17. Make bad art, but make good art, too.
18. Reinvent your sense of personal style approximately every two weeks.
19. Post photos of yourself on Instagram and only photos of yourself. Flood your feed with selfies. You never thought you’d be the kind of person who only posts themselves, but here you are.
Someone tells you that the first thing that gets better in the wake of a breakup fueled by infidelity is your self-confidence. It’s the first thing to come back, they tell you. (Trust, meanwhile, will take forever.) And you want to believe it, but you aren’t quite sure. So take selfie after selfie after selfie and shamelessly crave attention from everyone because the one person you want it from won’t give it to you.
Eventually, you really will just be doing it for you.
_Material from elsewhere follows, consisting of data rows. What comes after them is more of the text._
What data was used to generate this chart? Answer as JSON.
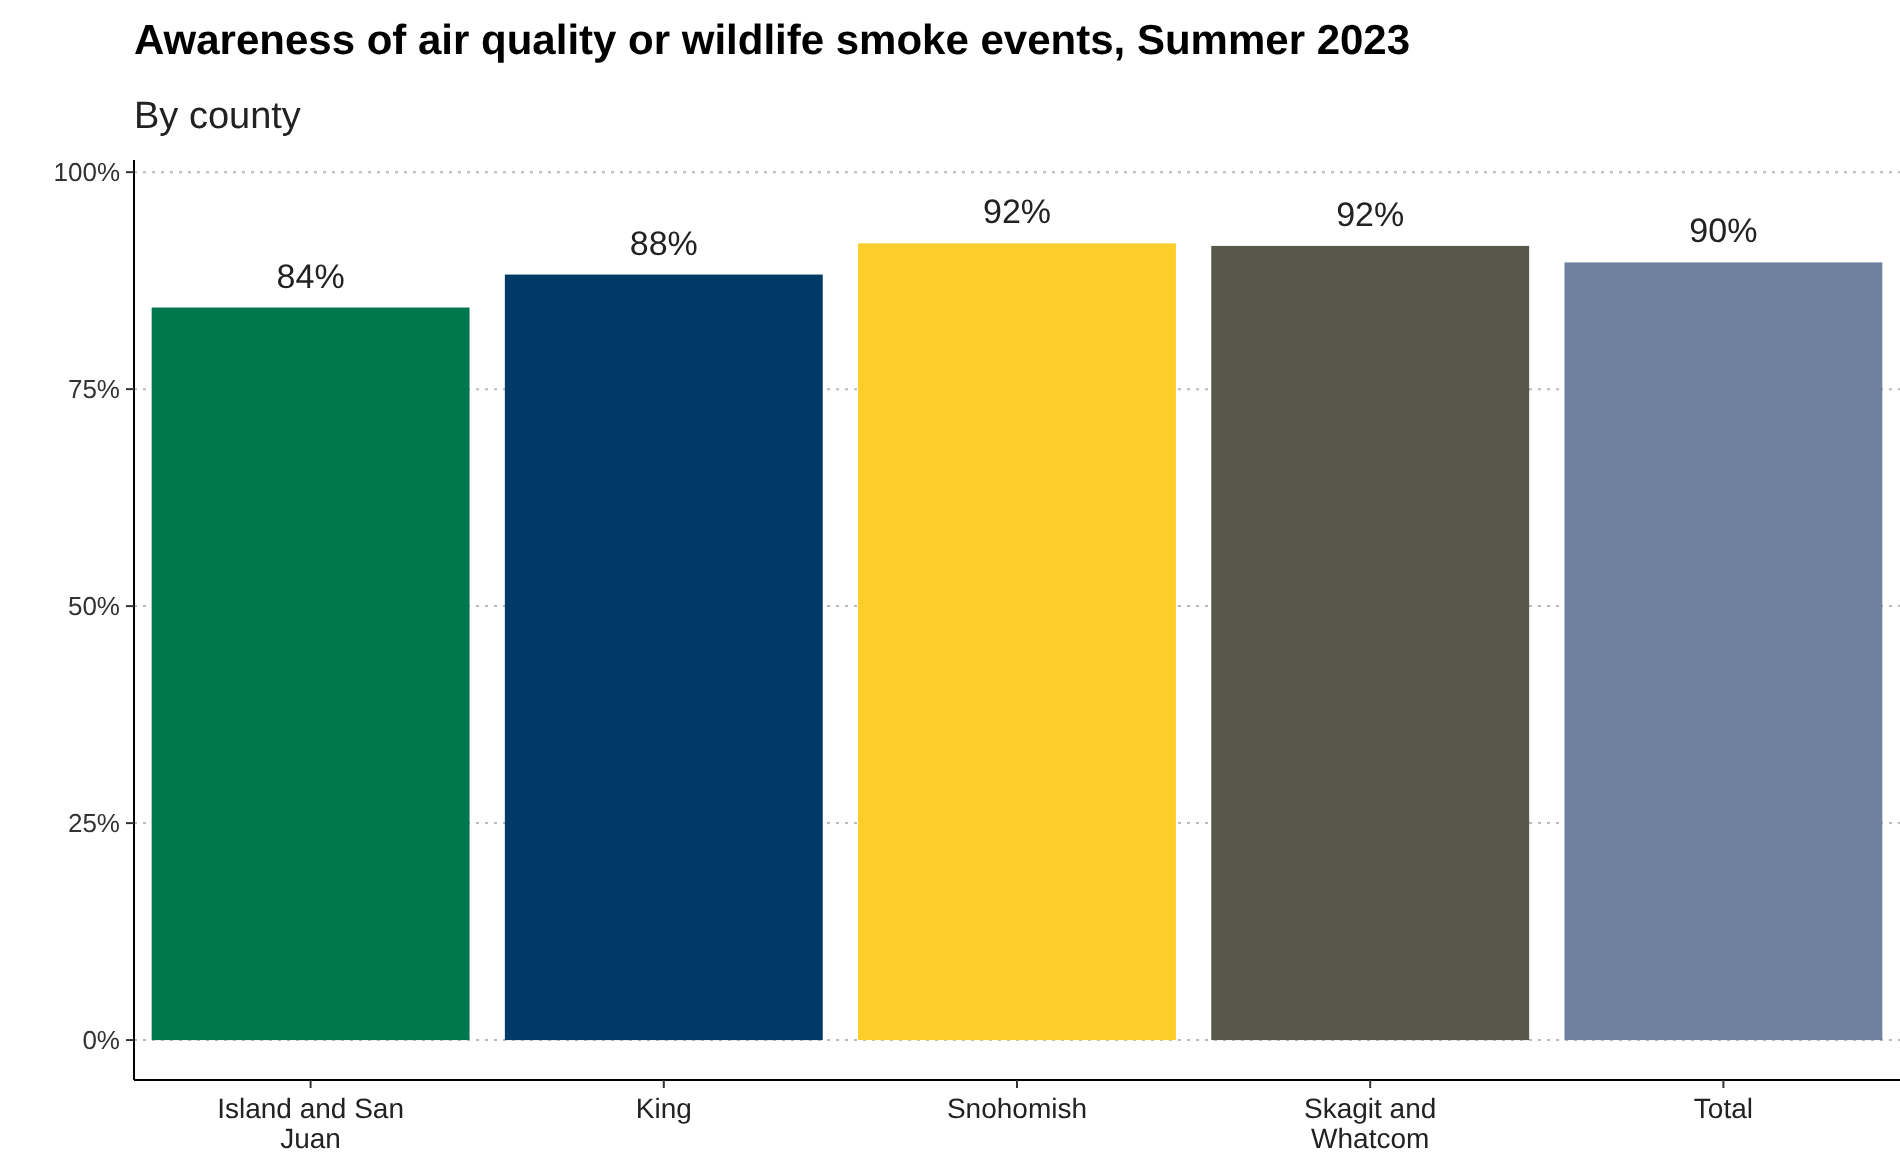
{
  "chart_data": {
    "type": "bar",
    "title": "Awareness of air quality or wildlife smoke events, Summer 2023",
    "subtitle": "By county",
    "categories": [
      "Island and San Juan",
      "King",
      "Snohomish",
      "Skagit and Whatcom",
      "Total"
    ],
    "values": [
      84.4,
      88.2,
      91.8,
      91.5,
      89.6
    ],
    "value_labels": [
      "84%",
      "88%",
      "92%",
      "92%",
      "90%"
    ],
    "colors": [
      "#00784e",
      "#003a66",
      "#fdce2a",
      "#57574a",
      "#6e82a0"
    ],
    "ylim": [
      -4.6,
      101.4
    ],
    "yticks": [
      {
        "value": 0,
        "label": "0%"
      },
      {
        "value": 25,
        "label": "25%"
      },
      {
        "value": 50,
        "label": "50%"
      },
      {
        "value": 75,
        "label": "75%"
      },
      {
        "value": 100,
        "label": "100%"
      }
    ],
    "grid": "y"
  }
}
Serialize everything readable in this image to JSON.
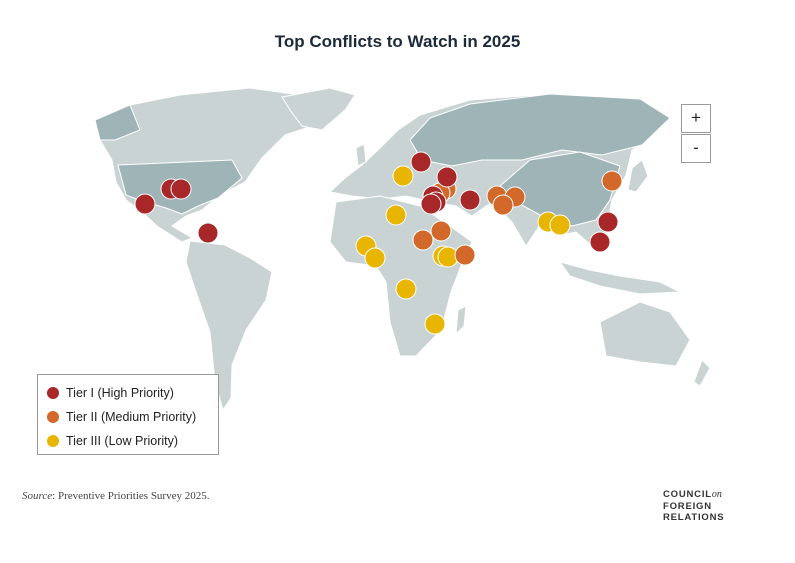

20. Train to become a dungeon master for Dungeons & Dragons and rope a few friends who have never played before into becoming your players. Eventually. Because it will take some time to read the 300+ page book on how to get started as a dungeon master, and you want to get this right, because you want to get everything right. You hate when things go wrong, even when it’s not your fault that they do. (But somehow, you always think it’s your fault.)
It turns out you have to draw maps for this shit, too.
Build a whole world. Spend hours on it. Too many hours. Put so much time into planning to play Dungeons & Dragons that it becomes unclear if you’ll ever actually play. (You will. In time.) There’s nothing wrong with being thorough. There’s nothing wrong with replacing the bad obsessive thoughts with good ones, with playful, fantastical ones that remind you what it was like to build whole worlds as a kid, to learn a new game and struggle at it happily.
21. Quote a T*ylor Sw*ft lyric in a sext and then immediately regret it.
22. Build a table?
23. Go to the same museum once a week every week for a couple months. You don’t even need to look intently at everything every time. Sometimes, you can just sit there, just let the work sort of permeate you passively like when you would jump through a cloud of body spray a very long time ago.
24. Take everything off the walls of your room and leave them blank and punctured for a few days before putting new things up. Or the old things in a new arrangement.
25. Yes, make that breakup playlist, bitch.
26. Write letters — some that you send but most that you don’t.
27. Develop one million crushes.
28. Start carrying an absurd amount of non-essential things in your bag every day. Those bottle caps. A cribbage board and cards. Several essential oils. Books you’ve already read. Smooth rocks that you can reach for when anxiety kicks in. Dried, dead flowers that you forget about and turn to dust when you’re rummaging around for your keys.
29. Tweet your drafts.
30. Move across the country. Or think about moving across the country but then realize how much you like it here, now, and start to see here in a different light. Burn that map of every place you’ve cried.